For each of a plurality of proteins, includes shape data whose apex is a segment composed of amino acid residues and amino acid residues in the vicinity thereof, and the appearance frequency for each type of amino acid residue in the segment constituting the apex of the shape data In a computer comprising storage means for storing information on the surface shape part to which the drug binds,
A surface shape to which a drug binds , comprising a segment consisting of an amino acid residue and a nearby amino acid residue in a target protein including a surface shape site to which a drug among the plurality of proteins stored in the storage means binds Accepting the specification of the part,
Set the shape data with the apex at the segment consisting of the amino acid residues present in the surface shape site of the specified target protein and the amino acid residues in the vicinity thereof,
The frequency of appearance of each type of amino acid residue in the segment stored in the storage unit that configures the vertex of the shape data set in the query and the vertex of the shape data of other proteins other than the target protein are configured Based on the appearance frequency for each type of amino acid residue in the segment stored in the storage means, the vertex of the shape data of the other protein for the segment constituting the vertex of the shape data set in the query is determined.

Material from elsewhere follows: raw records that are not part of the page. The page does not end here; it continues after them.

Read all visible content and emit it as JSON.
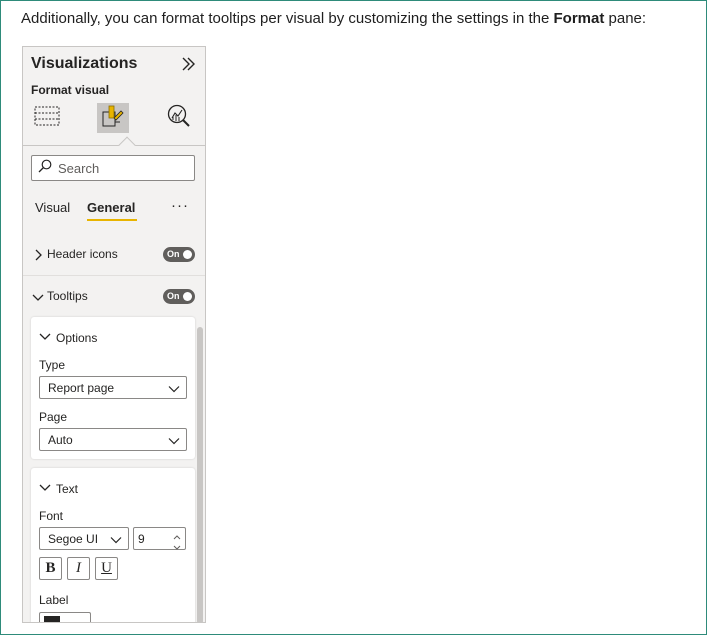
{
  "intro": {
    "text_before": "Additionally, you can format tooltips per visual by customizing the settings in the ",
    "bold": "Format",
    "text_after": " pane:"
  },
  "pane": {
    "title": "Visualizations",
    "subtitle": "Format visual",
    "collapse_icon": "double-chevron-right-icon",
    "tabs": [
      {
        "icon": "build-visual-icon",
        "active": false
      },
      {
        "icon": "format-visual-paintbrush-icon",
        "active": true
      },
      {
        "icon": "analytics-magnifier-icon",
        "active": false
      }
    ],
    "search_placeholder": "Search",
    "subtabs": {
      "visual": "Visual",
      "general": "General",
      "active": "General"
    },
    "more_label": "···",
    "sections": {
      "header_icons": {
        "label": "Header icons",
        "toggle": "On",
        "expanded": false
      },
      "tooltips": {
        "label": "Tooltips",
        "toggle": "On",
        "expanded": true
      }
    },
    "options_card": {
      "title": "Options",
      "type_label": "Type",
      "type_value": "Report page",
      "page_label": "Page",
      "page_value": "Auto"
    },
    "text_card": {
      "title": "Text",
      "font_label": "Font",
      "font_family": "Segoe UI",
      "font_size": "9",
      "bold_label": "B",
      "italic_label": "I",
      "underline_label": "U",
      "color_label": "Label",
      "color_value": "#252423"
    },
    "colors": {
      "accent": "#e8b400",
      "toggle": "#605e5c",
      "border": "#2e8b7a"
    }
  }
}
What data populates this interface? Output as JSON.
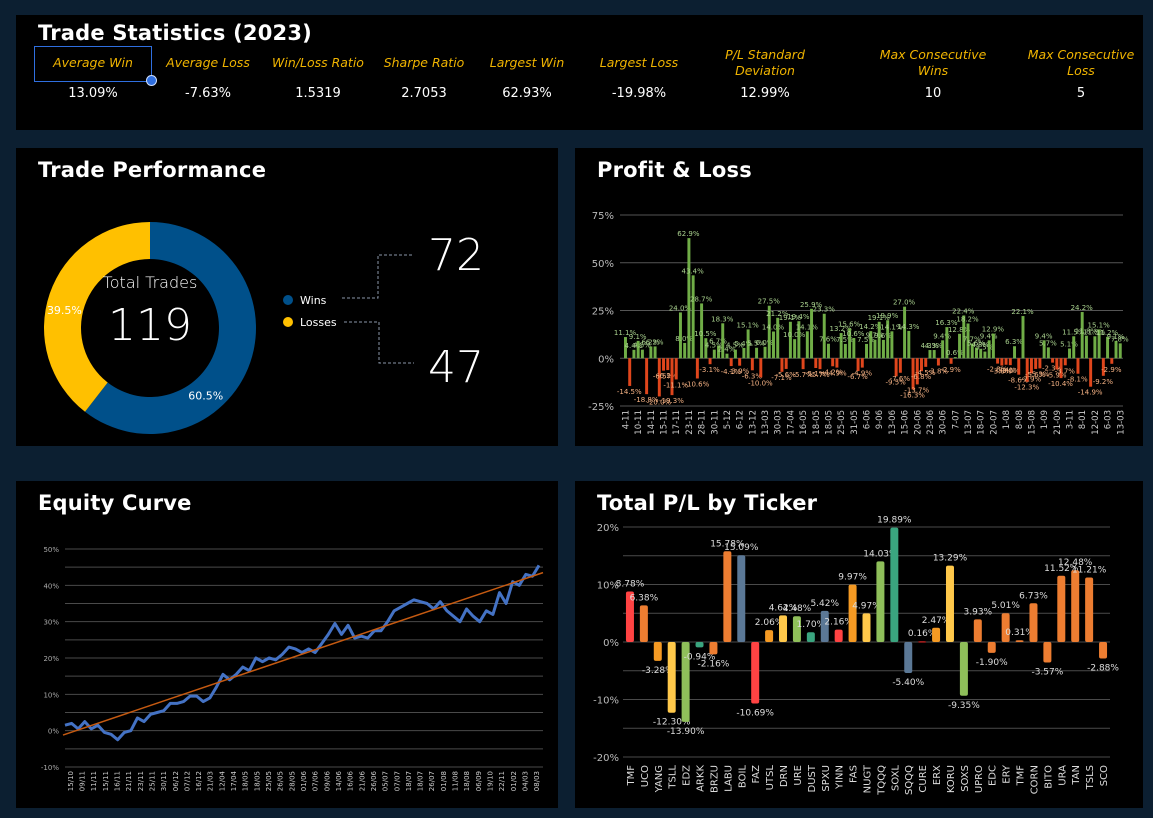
{
  "stats": {
    "title": "Trade Statistics (2023)",
    "items": [
      {
        "label": "Average Win",
        "value": "13.09%"
      },
      {
        "label": "Average Loss",
        "value": "-7.63%"
      },
      {
        "label": "Win/Loss Ratio",
        "value": "1.5319"
      },
      {
        "label": "Sharpe Ratio",
        "value": "2.7053"
      },
      {
        "label": "Largest Win",
        "value": "62.93%"
      },
      {
        "label": "Largest Loss",
        "value": "-19.98%"
      },
      {
        "label": "P/L Standard Deviation",
        "value": "12.99%"
      },
      {
        "label": "Max Consecutive Wins",
        "value": "10"
      },
      {
        "label": "Max Consecutive Loss",
        "value": "5"
      }
    ],
    "selection_color": "#2f6fe0"
  },
  "chart_data": [
    {
      "type": "pie",
      "title": "Trade Performance",
      "center_label": "Total Trades",
      "center_value": "119",
      "categories": [
        "Wins",
        "Losses"
      ],
      "values": [
        72,
        47
      ],
      "percent_labels": [
        "60.5%",
        "39.5%"
      ],
      "count_labels": [
        "72",
        "47"
      ],
      "colors": [
        "#00508a",
        "#ffc000"
      ],
      "legend": "right"
    },
    {
      "type": "bar",
      "title": "Profit & Loss",
      "ylim": [
        -25,
        75
      ],
      "yticks": [
        "75%",
        "50%",
        "25%",
        "0%",
        "-25%"
      ],
      "ytick_values": [
        75,
        50,
        25,
        0,
        -25
      ],
      "grid": true,
      "colors": {
        "positive": "#70ad47",
        "negative": "#e0461c"
      },
      "xtick_labels": [
        "4-11",
        "10-11",
        "14-11",
        "15-11",
        "17-11",
        "23-11",
        "28-11",
        "30-11",
        "5-12",
        "6-12",
        "13-12",
        "13-03",
        "30-03",
        "17-04",
        "16-05",
        "18-05",
        "18-05",
        "25-05",
        "31-05",
        "6-06",
        "9-06",
        "13-06",
        "15-06",
        "20-06",
        "23-06",
        "30-06",
        "7-07",
        "13-07",
        "18-07",
        "20-07",
        "1-08",
        "8-08",
        "15-08",
        "1-09",
        "21-09",
        "3-11",
        "8-01",
        "12-02",
        "6-03",
        "13-03"
      ],
      "values": [
        11.1,
        -14.5,
        4.4,
        9.1,
        4.5,
        -18.8,
        6.2,
        6.2,
        -20.0,
        -6.5,
        -6.2,
        -19.3,
        -11.1,
        24.0,
        8.0,
        62.9,
        43.4,
        -10.6,
        28.7,
        10.5,
        -3.1,
        4.5,
        6.7,
        18.3,
        2.4,
        -4.1,
        4.5,
        -3.9,
        5.4,
        15.1,
        -6.3,
        5.5,
        -10.0,
        6.0,
        27.5,
        14.0,
        21.2,
        -7.1,
        -5.6,
        19.1,
        10.0,
        19.4,
        -5.7,
        14.1,
        25.9,
        -5.1,
        -5.7,
        23.3,
        7.6,
        -4.2,
        -4.9,
        13.2,
        7.5,
        15.6,
        10.6,
        -6.7,
        -4.9,
        7.5,
        14.2,
        9.7,
        19.1,
        9.6,
        19.9,
        14.1,
        -9.5,
        -7.6,
        27.0,
        14.3,
        -16.3,
        -13.7,
        -6.8,
        -4.5,
        4.3,
        4.3,
        -3.8,
        9.4,
        16.3,
        -2.9,
        0.6,
        12.8,
        22.4,
        18.2,
        7.7,
        5.6,
        4.8,
        3.5,
        9.4,
        12.9,
        -2.8,
        -3.8,
        -3.4,
        -3.6,
        6.3,
        -8.6,
        22.1,
        -12.3,
        -7.9,
        -5.6,
        -5.3,
        9.4,
        5.7,
        -2.3,
        -5.9,
        -10.4,
        -3.7,
        5.1,
        11.5,
        -8.1,
        24.2,
        11.8,
        -14.9,
        11.5,
        15.1,
        -9.2,
        11.2,
        -2.9,
        9.1,
        7.8
      ]
    },
    {
      "type": "line",
      "title": "Equity Curve",
      "ylim": [
        -10,
        50
      ],
      "yticks": [
        "50%",
        "40%",
        "30%",
        "20%",
        "10%",
        "0%",
        "-10%"
      ],
      "ytick_values": [
        50,
        40,
        30,
        20,
        10,
        0,
        -10
      ],
      "grid": true,
      "xtick_labels": [
        "15/10",
        "09/11",
        "11/11",
        "15/11",
        "16/11",
        "21/11",
        "23/11",
        "25/11",
        "30/11",
        "06/12",
        "07/12",
        "16/12",
        "21/03",
        "12/04",
        "17/04",
        "18/05",
        "18/05",
        "25/05",
        "26/05",
        "28/05",
        "01/06",
        "07/06",
        "09/06",
        "14/06",
        "16/06",
        "21/06",
        "26/06",
        "05/07",
        "07/07",
        "18/07",
        "18/07",
        "26/07",
        "01/08",
        "11/08",
        "18/08",
        "06/09",
        "19/10",
        "22/11",
        "01/02",
        "04/03",
        "08/03"
      ],
      "series": [
        {
          "values": [
            1.5,
            2,
            0.5,
            2.5,
            0.5,
            1.5,
            -0.5,
            -1,
            -2.5,
            -0.5,
            0,
            3.5,
            2.5,
            4.5,
            5,
            5.5,
            7.5,
            7.5,
            8,
            9.5,
            9.5,
            8,
            9,
            12,
            15.5,
            14,
            15.5,
            17.5,
            16.5,
            20,
            19,
            20,
            19.5,
            21,
            23,
            22.5,
            21.5,
            22.5,
            21.5,
            24,
            26.5,
            29.5,
            26.5,
            29,
            25.5,
            26,
            25.5,
            27.5,
            27.5,
            30,
            33,
            34,
            35,
            36,
            35.5,
            35,
            33.5,
            35.5,
            33,
            31.5,
            30,
            33.5,
            31.5,
            30,
            33,
            32,
            38,
            35,
            41,
            40,
            43,
            42.5,
            45.5
          ],
          "color": "#4472c4"
        }
      ],
      "trendline": {
        "start": -1.2,
        "end": 43.5,
        "color": "#c55a11"
      }
    },
    {
      "type": "bar",
      "title": "Total P/L by Ticker",
      "ylim": [
        -20,
        20
      ],
      "yticks": [
        "20%",
        "10%",
        "0%",
        "-10%",
        "-20%"
      ],
      "ytick_values": [
        20,
        10,
        0,
        -10,
        -20
      ],
      "grid": true,
      "categories": [
        "TMF",
        "UCO",
        "YANG",
        "TSLL",
        "EDZ",
        "ARKK",
        "BRZU",
        "LABU",
        "BOIL",
        "FAZ",
        "UTSL",
        "DRN",
        "URE",
        "DUST",
        "SPXU",
        "YINN",
        "FAS",
        "NUGT",
        "TQQQ",
        "SOXL",
        "SQQQ",
        "CURE",
        "ERX",
        "KORU",
        "SOXS",
        "UPRO",
        "EDC",
        "ERY",
        "TMF",
        "CORN",
        "BITO",
        "URA",
        "TAN",
        "TSLS",
        "SCO"
      ],
      "values": [
        8.78,
        6.38,
        -3.28,
        -12.3,
        -13.9,
        -0.94,
        -2.16,
        15.78,
        15.09,
        -10.69,
        2.06,
        4.62,
        4.48,
        1.7,
        5.42,
        2.16,
        9.97,
        4.97,
        14.03,
        19.89,
        -5.4,
        0.16,
        2.47,
        13.29,
        -9.35,
        3.93,
        -1.9,
        5.01,
        0.31,
        6.73,
        -3.57,
        11.52,
        12.48,
        11.21,
        -2.88
      ],
      "data_labels": [
        "8.78%",
        "6.38%",
        "-3.28%",
        "-12.30%",
        "-13.90%",
        "-0.94%",
        "-2.16%",
        "15.78%",
        "15.09%",
        "-10.69%",
        "2.06%",
        "4.62%",
        "4.48%",
        "1.70%",
        "5.42%",
        "2.16%",
        "9.97%",
        "4.97%",
        "14.03%",
        "19.89%",
        "-5.40%",
        "0.16%",
        "2.47%",
        "13.29%",
        "-9.35%",
        "3.93%",
        "-1.90%",
        "5.01%",
        "0.31%",
        "6.73%",
        "-3.57%",
        "11.52%",
        "12.48%",
        "11.21%",
        "-2.88%"
      ],
      "colors": [
        "#ff4343",
        "#ed7d31",
        "#f59a23",
        "#ffc84a",
        "#8fbf5a",
        "#3aa57f",
        "#ed7d31",
        "#ed7d31",
        "#5b7896",
        "#ff4343",
        "#f59a23",
        "#ffc84a",
        "#8fbf5a",
        "#3aa57f",
        "#5b7896",
        "#ff4343",
        "#f59a23",
        "#ffc84a",
        "#8fbf5a",
        "#3aa57f",
        "#5b7896",
        "#b02020",
        "#f59a23",
        "#ffc84a",
        "#8fbf5a",
        "#ed7d31",
        "#ed7d31",
        "#ed7d31",
        "#ed7d31",
        "#ed7d31",
        "#ed7d31",
        "#ed7d31",
        "#ed7d31",
        "#ed7d31",
        "#ed7d31"
      ]
    }
  ]
}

Calculate the compositional similarity of the segments
Determine whether the calculated compositional similarity is greater than or equal to a predetermined compositional similarity,
Based on the composition similarity determination result, the segment having the predetermined composition similarity or higher is identified from the segments constituting the vertices of the shape data of the other proteins,
Based on the shape data set in the query and the shape data having the specified segment as the apex among the shape data of the other proteins, the same as the shape data of the target protein set in the query or A similar surface shape part is searched from the information of the surface shape part to which the drug stored in the storage means binds ,
Output search results,
A protein surface shape search program characterized by causing processing to be executed.